Matchroom promoter Eddie Hearn has denied that Anthony Joshua has signed to fight Tyson Fury, responding directly to a weekend report from talkSPORT’s Gareth A Davies that claimed the blockbuster heavyweight bout was finalised and heading to Netflix.
Speaking on The Stomping Ground, Hearn left no room for interpretation.
“Completely untrue. There is absolutely nothing signed with Anthony Joshua to fight Tyson Fury next. There is nothing agreed.”
Hearn said no terms or financial numbers have been established, though he confirmed that conversations with Dr. Rakan and Sela representatives have recently resumed at an early stage to “revisit the plan.”
Where the Rumour Started
Gareth A. Davies reported over the weekend, on March 14th that the fight had been signed “in the background” with “the big money people” and would be broadcast on Netflix. Targeting a date in late 2026 or early 2027.
The claim gained traction due to long-standing interest in an all-British heavyweight showdown.
Hearn’s denial was specific. He did not dismiss the idea of a Fury fight entirely, only that any deal exists. The Matchroom boss acknowledged that “deep conversations” had reached an advanced stage in late 2025 before the trajectory changed.
The Lagos Crash and Joshua’s Timeline
Those talks were derailed by a car accident involving Anthony Joshua in Lagos, Nigeria, in December. The crash killed two members of Joshua’s close circle, Sina Ghami and Latif ‘Latz’ Ayodele. A planned return to the ring in February or March 2026 was postponed to allow Joshua time for physical and mental recovery.

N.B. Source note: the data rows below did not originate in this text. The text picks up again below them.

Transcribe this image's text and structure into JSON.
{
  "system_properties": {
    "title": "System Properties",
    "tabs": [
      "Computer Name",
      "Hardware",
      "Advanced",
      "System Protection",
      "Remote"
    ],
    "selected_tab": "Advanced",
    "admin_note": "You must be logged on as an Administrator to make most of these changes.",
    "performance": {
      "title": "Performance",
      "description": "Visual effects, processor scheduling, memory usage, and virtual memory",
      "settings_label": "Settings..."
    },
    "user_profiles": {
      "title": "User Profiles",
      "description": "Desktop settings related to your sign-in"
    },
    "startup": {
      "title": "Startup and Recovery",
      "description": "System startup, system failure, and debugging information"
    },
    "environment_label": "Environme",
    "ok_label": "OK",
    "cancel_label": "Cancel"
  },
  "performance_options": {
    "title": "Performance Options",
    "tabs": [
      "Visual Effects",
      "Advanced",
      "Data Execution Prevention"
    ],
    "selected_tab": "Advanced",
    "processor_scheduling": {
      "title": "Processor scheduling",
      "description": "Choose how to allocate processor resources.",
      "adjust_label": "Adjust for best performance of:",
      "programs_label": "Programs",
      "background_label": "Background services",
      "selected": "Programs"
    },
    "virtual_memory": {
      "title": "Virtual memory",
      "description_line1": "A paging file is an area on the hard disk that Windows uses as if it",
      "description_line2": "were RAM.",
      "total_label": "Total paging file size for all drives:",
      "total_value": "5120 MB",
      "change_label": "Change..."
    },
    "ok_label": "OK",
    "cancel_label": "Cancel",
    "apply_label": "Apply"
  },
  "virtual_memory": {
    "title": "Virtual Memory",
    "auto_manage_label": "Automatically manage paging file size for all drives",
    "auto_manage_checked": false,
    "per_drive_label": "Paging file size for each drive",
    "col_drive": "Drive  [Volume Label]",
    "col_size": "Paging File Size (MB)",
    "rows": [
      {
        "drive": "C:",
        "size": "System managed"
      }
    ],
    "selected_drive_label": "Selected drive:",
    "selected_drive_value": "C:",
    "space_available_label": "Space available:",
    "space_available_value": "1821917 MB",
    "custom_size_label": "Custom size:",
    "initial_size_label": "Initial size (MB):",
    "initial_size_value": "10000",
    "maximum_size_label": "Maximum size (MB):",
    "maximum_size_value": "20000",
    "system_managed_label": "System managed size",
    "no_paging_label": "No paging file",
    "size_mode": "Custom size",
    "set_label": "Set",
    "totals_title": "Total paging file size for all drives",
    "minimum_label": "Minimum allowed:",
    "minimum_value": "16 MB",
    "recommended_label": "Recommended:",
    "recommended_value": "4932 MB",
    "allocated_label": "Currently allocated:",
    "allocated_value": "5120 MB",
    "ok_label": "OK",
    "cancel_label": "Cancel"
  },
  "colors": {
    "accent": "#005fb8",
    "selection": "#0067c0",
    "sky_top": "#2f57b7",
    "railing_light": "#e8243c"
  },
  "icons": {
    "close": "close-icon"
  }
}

As of mid-March, Hearn said Joshua is expected to enter training camp “imminently” for a comeback bout targeted for late summer, likely July, to regain sharpness before any superfight discussion advances further.
Fury Already Booked for April
Tyson Fury (34-2-1) is already in active camp for a confirmed bout against Arslanbek Makhmudov (21-2) on April 11 at Tottenham Hotspur Stadium, a fight that will stream live on Netflix.
Fury returned from his second professional retirement in January 2026, having stepped away from the sport following back-to-back losses to Oleksandr Usyk in May and December 2024. He has publicly named Joshua, the winner of Fabio Wardley vs. Daniel Dubois, and a third Usyk fight as his primary targets after Makhmudov.
For any Fury-Joshua deal to materialise, both fighters would need to clear their respective returns first, Fury through Makhmudov, Joshua through a yet-to-be-announced summer opponent.
The Broadcast Wrinkle
The Netflix element of Davies’ report is where the commercial friction sits. Joshua signed a career-long partnership with Matchroom in 2021 and remains a core asset for DAZN. Fury, despite being promoted by Frank Warren’s Queensberry Promotions (which holds an exclusive deal with DAZN), was permitted to move to Netflix for the Makhmudov fight.
A signed Netflix-exclusive deal for Joshua would require navigating those existing broadcast commitments, a detail Hearn appeared to reference when dismissing the report’s plausibility.
What Happens Next
Fury fights Makhmudov on April 11. Joshua targets a July return. Conversations with Sela about a potential Fury-Joshua event have resumed, but at a stage Hearn described as having no agreed terms, no numbers, and no signatures. The fight remains a live commercial possibility, but the weekend’s reports ran well ahead of where negotiations actually stand.